Şarkıyı kapattım ve biraz anime izlemeye karar verdim. Birkaç dakika sonra bir arama sesiyle olduğum yerde irkildim. Baktığımda ise kısa bir şok geçirmiştim arayan kişi Efe'den başkası değildi.

 

Asya

 

"Alo?"

 

Efe

 

 

 

"Alo? Asya iyi misin?"

 

"İyiyim de neden sordun?

Özellikle bu saatte?"

 

 

 

"Sadece.. Sadece rüyamda seni gördüm.

 

 

Aslında bir kabustu. İyi olup

 

 

Olmadığına bakmak istemiştim."

 

Ne yani beni şimdi rüyasında görmüştü ve gerçekten iyi olup olmadığıma bakmak için mi aramıştı beni?
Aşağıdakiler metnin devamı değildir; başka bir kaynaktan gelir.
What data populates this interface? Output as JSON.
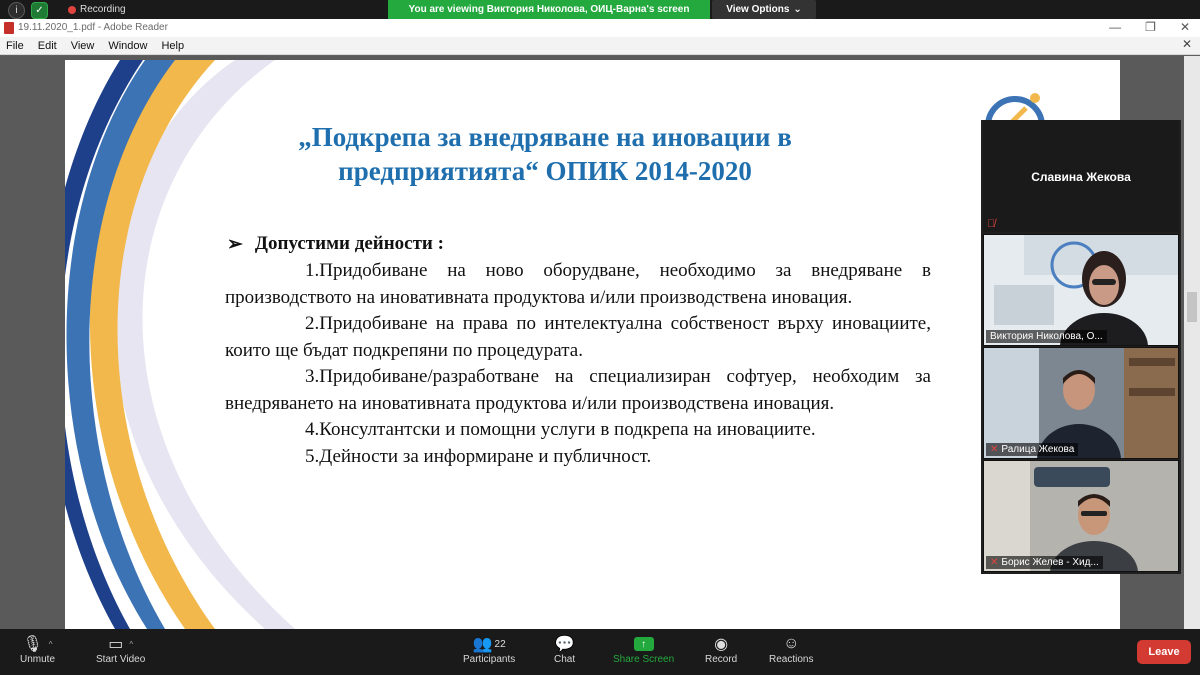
{
  "zoom": {
    "recording_label": "Recording",
    "viewing_banner": "You are viewing Виктория Николова, ОИЦ-Варна's screen",
    "view_options": "View Options",
    "toolbar": {
      "unmute": "Unmute",
      "start_video": "Start Video",
      "participants": "Participants",
      "participants_count": "22",
      "chat": "Chat",
      "share_screen": "Share Screen",
      "record": "Record",
      "reactions": "Reactions",
      "leave": "Leave"
    },
    "colors": {
      "banner_green": "#23a93e",
      "leave_red": "#d23a32"
    }
  },
  "window": {
    "title": "19.11.2020_1.pdf - Adobe Reader",
    "menu": [
      "File",
      "Edit",
      "View",
      "Window",
      "Help"
    ]
  },
  "slide": {
    "title_line1": "„Подкрепа за внедряване на иновации в",
    "title_line2": "предприятията“  ОПИК 2014-2020",
    "section_heading": "Допустими дейности :",
    "items": [
      "1.Придобиване на ново оборудване, необходимо за внедряване в производството на иновативната продуктова и/или производствена иновация.",
      "2.Придобиване на права по интелектуална собственост върху иновациите, които ще бъдат подкрепяни по процедурата.",
      "3.Придобиване/разработване на специализиран софтуер, необходим за внедряването на иновативната продуктова и/или производствена иновация.",
      "4.Консултантски и помощни услуги в подкрепа на иновациите.",
      "5.Дейности за информиране и публичност."
    ],
    "title_color": "#1f6fae"
  },
  "participants": [
    {
      "name": "Славина Жекова"
    },
    {
      "name": "Виктория Николова, О..."
    },
    {
      "name": "Ралица Жекова"
    },
    {
      "name": "Борис Желев - Хид..."
    }
  ]
}
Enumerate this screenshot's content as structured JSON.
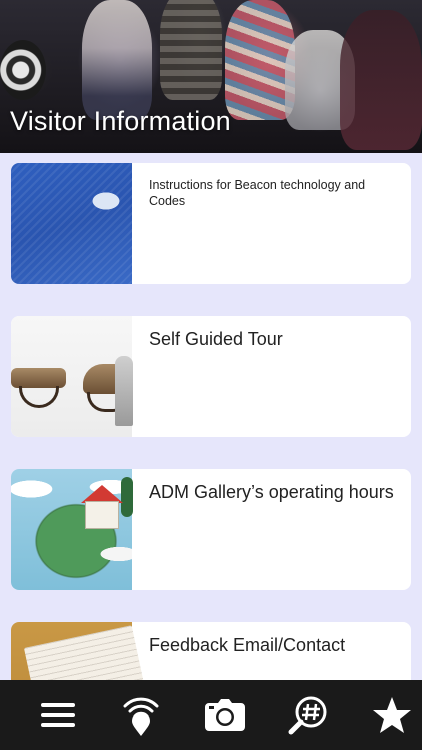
{
  "header": {
    "title": "Visitor Information"
  },
  "items": [
    {
      "label": "Instructions for Beacon technology and Codes",
      "thumbnail_icon": "beacon-cover-image"
    },
    {
      "label": "Self Guided Tour",
      "thumbnail_icon": "benches-image"
    },
    {
      "label": "ADM Gallery’s operating hours",
      "thumbnail_icon": "house-island-image"
    },
    {
      "label": "Feedback Email/Contact",
      "thumbnail_icon": "notebook-image"
    }
  ],
  "tabbar": {
    "tabs": [
      {
        "icon": "menu-icon"
      },
      {
        "icon": "beacon-location-icon"
      },
      {
        "icon": "camera-icon"
      },
      {
        "icon": "hashtag-search-icon"
      },
      {
        "icon": "star-icon"
      }
    ]
  },
  "colors": {
    "background": "#e6e6fb",
    "tabbar": "#1a1a1a",
    "card": "#ffffff",
    "text": "#222222"
  }
}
Sanırım eriyorum... Ben kısa bir şok geçirirken sessiz kalmıştım. Sessizliğimi bozan ise Efe olmuştu.

 

 

 

"Alo orada mısın?"

 

"Haha evet buradayım."

 

 

 

"Öyle bir anda susunca bir

 

 

şey oldu sandım."

 

"Sadece ne diyeceğimi bilemedim."

 

 

 

"Bu arada şey diyecektim.

 

 

Brownieleri sen mi yapmıştın?"

 

"Evet, neden sordun?"

 

 

 

"Varsa yarın biraz daha getirebilir misin?

 

 

Emre ve İrem piknikte hepsini yemişte."

 

"Uhm.. Tabii ki getirebilirim.

 

 

 

"Bunu duyduğuma sevindim.

 

 

Yarın okulda görüşürüz."

 

"Tabii görüşürüz."

 

Arama Efe tarafından sonlandırıldı. 00:21

 

Kahretsin şimdi ne yapacaktım. Evde brownie yoktu. Sonuncuları pikniğe götürmüştük. Neden getirebilirim demiştim ki. Aptal kafam.

 

Annem yine evde yoktu. O yüzden şimdi küçük bir kapta brownie yapabilirdim. Mutfağa gittim. Gerekli olan malzemeleri masanın üzerine koydum. Ama eksik malzemeler vardı. Bu saatte marketler açık olmadığı için son umudum olan Sümeyye'yi aradım.

 

Asya

 

"Alo?"

 

 

 

Sümeyye

 

 

 

"Olası dolandırıcı olduğunuzu biliyorum.

 

 

Bu saatte niye arayıp duruyorsunuz kardeşim.

 

 

Uyuyoruz herhalde."

 

Sesinden telefon aramasına uyandığı anlaşılıyordu. O yüzden büyük ihtimalle gözlerini tam açamamış ve dolandırıcı olduğumu sanmıştı.

 

"Asya'yım ben dolandırıcı değil."

 

 

 

"Haa pardon, ne oldu?"

 

"Şey.. Bize gelsene."

 

 

 

"Kanka valla çok alışırım sonra.

 

 

Sensiz bir daha uyuyamam."

 

*gülme sesi*

"Sorun yok. Birde mesaj olarak

Attığım malzemelerden varsa getirsene.

Brownie yaparız."

 

 

 

"Bu saatte mi?"

 

"Gönül meselesi kanka"

 

 

 

"10 dakikaya oradayım."

 

Arama Cherry'm tarafından sonlandırıldı. 00:34

 

Evet 10 dakika çoktan geçmişti ve aramamın üstünden yarım saat geçmişti. Aramalarıma cevap gelmiyordu. Anahtarımı alarak merdivenleri kullanarak Sümeyye'lerin katına indim. Gördüğüm şey ise beni hem şoka sürüklemiş hem gülümsetmişti.

 

Bir poşetin içine malzemeleri doldurmuştu ve kapalı asansöre yaslanarak uyumaya devam ediyordu. Merdivenleri kullandığım için içimden şükrettim.

 

Malzemelerin olduğu poşeti elinden aldım ve onu uyandırdım. Bir süre hiç konuşmadık çünkü hala uyukluyordu.

 

Sonra aklına bir şey gelmişçesine sandalyeden doğruldu ve bana baktı.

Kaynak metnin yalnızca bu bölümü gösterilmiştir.